Memasang wajah tenang, Serena datang menghampiri Maya. Meskipun sejujurnya dia sedikit panik akibat fast food menyesatkan itu.

"Tante bosen banget nih di rumah. Om Wilan mendadak harus meeting. Gimana kalau kita jalan-jalan. Kita shopping, mani pedi. Kebetulan Tante juga mau ganti warna kuku," terang Maya sembari mengamati kuku-kuku tangannya.

Serena menyambut ajakan Maya dengan semangat dan senang hati, "Ide bagus Tante. Yaudah yuk. Tunggu apalagi?"

"Ok. Kamu tunggu sebentar. Tante mau ambil tas dulu."

Maya dan Serena memang kompak kalau soal jalan-jalan dan belanja.

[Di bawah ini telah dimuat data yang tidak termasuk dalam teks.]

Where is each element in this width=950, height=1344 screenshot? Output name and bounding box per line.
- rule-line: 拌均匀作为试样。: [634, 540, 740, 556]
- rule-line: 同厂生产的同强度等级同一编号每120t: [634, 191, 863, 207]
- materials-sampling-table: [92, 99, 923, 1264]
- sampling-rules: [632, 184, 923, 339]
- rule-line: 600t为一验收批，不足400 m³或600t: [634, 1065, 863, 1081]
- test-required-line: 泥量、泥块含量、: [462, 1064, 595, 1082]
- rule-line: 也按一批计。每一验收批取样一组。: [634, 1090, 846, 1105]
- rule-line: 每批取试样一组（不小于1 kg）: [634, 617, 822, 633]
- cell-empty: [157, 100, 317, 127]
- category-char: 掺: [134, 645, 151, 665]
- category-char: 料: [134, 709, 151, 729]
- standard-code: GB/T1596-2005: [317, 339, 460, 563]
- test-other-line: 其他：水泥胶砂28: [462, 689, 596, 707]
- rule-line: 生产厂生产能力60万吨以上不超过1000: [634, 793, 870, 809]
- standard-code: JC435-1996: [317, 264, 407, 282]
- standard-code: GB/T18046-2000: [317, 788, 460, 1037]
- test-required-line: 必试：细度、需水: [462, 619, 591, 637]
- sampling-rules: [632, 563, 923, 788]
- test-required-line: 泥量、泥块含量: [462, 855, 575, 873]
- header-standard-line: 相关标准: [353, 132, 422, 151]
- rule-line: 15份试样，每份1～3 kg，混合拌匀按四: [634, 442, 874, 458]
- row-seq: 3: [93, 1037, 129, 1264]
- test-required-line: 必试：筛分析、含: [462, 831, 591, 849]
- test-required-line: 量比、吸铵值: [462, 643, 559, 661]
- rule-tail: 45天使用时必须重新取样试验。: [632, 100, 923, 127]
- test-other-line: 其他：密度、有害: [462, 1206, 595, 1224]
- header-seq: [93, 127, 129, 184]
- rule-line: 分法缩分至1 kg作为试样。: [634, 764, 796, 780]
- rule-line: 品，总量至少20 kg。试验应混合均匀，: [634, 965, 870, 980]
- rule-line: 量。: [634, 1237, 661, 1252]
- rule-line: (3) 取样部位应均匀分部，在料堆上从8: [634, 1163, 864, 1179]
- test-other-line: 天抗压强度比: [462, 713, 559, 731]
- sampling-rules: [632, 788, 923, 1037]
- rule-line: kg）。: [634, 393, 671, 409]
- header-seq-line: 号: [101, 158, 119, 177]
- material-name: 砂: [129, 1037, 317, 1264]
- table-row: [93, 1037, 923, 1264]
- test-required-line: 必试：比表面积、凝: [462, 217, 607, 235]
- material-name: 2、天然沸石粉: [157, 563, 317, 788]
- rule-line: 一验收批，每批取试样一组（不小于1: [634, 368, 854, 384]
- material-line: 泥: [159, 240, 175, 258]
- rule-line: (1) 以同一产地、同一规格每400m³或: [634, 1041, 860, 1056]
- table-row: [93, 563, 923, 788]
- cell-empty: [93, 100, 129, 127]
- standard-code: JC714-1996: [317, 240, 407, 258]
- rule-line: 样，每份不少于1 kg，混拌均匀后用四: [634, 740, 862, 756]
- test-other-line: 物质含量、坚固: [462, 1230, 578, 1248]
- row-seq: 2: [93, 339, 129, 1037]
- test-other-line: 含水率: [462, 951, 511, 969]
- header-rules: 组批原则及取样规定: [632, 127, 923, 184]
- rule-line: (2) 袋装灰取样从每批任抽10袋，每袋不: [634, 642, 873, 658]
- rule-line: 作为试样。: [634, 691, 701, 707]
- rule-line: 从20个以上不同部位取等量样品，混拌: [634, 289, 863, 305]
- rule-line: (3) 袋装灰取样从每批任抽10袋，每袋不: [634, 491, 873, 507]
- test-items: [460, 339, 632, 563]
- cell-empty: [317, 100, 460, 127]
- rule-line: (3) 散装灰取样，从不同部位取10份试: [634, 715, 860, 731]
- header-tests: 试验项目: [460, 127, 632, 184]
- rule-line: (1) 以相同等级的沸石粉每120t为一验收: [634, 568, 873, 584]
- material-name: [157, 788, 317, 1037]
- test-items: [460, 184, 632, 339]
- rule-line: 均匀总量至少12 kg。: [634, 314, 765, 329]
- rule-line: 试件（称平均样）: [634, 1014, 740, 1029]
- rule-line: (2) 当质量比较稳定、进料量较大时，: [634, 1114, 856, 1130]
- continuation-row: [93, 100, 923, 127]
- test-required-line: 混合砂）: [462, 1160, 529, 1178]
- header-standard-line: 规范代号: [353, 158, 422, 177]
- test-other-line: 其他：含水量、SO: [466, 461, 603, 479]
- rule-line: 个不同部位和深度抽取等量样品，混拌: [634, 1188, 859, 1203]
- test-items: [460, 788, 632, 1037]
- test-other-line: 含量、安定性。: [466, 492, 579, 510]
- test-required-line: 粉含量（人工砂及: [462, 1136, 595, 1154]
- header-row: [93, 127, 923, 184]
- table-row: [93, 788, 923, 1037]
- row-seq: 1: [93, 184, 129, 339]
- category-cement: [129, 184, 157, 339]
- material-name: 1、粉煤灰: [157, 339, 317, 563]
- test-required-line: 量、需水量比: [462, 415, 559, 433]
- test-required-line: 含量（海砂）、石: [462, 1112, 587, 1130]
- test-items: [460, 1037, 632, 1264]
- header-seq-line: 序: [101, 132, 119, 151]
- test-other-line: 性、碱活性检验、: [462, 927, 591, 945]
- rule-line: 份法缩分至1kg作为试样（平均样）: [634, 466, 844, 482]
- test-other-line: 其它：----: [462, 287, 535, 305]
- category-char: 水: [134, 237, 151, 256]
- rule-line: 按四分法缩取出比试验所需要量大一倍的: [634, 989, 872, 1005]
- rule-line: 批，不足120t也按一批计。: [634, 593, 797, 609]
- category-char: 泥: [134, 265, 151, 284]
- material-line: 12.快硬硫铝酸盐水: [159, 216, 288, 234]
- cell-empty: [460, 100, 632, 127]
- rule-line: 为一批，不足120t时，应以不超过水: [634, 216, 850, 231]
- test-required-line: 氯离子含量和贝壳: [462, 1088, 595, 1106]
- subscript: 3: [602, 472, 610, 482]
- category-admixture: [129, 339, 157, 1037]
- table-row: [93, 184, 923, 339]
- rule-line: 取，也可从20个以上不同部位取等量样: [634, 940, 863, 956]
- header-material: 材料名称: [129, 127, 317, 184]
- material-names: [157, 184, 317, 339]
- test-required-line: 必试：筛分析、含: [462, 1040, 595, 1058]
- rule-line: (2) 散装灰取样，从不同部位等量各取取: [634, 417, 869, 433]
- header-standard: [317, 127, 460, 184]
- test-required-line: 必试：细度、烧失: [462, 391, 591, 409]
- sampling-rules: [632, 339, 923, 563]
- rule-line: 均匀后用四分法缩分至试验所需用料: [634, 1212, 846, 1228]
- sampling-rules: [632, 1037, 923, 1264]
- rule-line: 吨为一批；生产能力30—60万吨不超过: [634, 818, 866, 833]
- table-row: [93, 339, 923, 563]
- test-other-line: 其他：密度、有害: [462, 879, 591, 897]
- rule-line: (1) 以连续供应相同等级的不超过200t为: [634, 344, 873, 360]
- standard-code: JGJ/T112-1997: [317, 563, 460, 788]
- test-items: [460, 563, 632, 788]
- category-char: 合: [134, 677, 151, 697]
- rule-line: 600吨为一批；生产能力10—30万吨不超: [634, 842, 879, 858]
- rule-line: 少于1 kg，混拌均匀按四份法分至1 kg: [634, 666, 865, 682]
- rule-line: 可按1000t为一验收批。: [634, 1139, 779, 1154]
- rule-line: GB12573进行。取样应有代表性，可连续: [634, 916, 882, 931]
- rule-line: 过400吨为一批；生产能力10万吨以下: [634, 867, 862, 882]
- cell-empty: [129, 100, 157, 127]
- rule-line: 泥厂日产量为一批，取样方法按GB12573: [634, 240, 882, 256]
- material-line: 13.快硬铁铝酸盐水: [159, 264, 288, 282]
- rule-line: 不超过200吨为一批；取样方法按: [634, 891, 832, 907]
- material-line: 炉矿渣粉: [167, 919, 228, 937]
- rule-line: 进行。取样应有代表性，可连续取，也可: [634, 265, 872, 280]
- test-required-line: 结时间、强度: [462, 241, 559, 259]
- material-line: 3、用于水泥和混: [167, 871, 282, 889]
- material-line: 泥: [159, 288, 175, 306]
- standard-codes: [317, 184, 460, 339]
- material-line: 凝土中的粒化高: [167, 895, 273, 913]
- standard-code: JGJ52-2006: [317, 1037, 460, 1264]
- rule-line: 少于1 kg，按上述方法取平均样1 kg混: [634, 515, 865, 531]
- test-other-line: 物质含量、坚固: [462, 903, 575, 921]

Iya memang, rata-rata perempuan suka belanja. Tapi dua perempuan ini terlalu berlebihan. Kalau sudah belanja pasti lupa waktu. Itu sudah bisa dipastikan. Bahkan pernah suatu hari, Maya benar-benar menghabiskan satu hari penuh hanya untuk shopping saja. Sampai-sampai kesulitan membawa barang belanjaannya. Saat itu Wilan lagi ada kerjaan di luar kota. Dan dia ada di rumah sendirian. Karena Gita ada di rumah orang tua Rio, dan Gino, memilih untuk tinggal sementara di hotel. Iya, tentu saja. Mana mau dia hanya berdua dengan Maya di rumah itu. Jika disuruh memilih antara di rumah besar itu tapi hanya berdua saja dengan Maya atau tidur di emperan toko, pasti Gino lebih memilih yang kedua. Meskipun Cuma satu atau dua jam, tidak akan pernah dia mau serumah hanya berdua saja dengan perempuan yang amat dibencinya itu.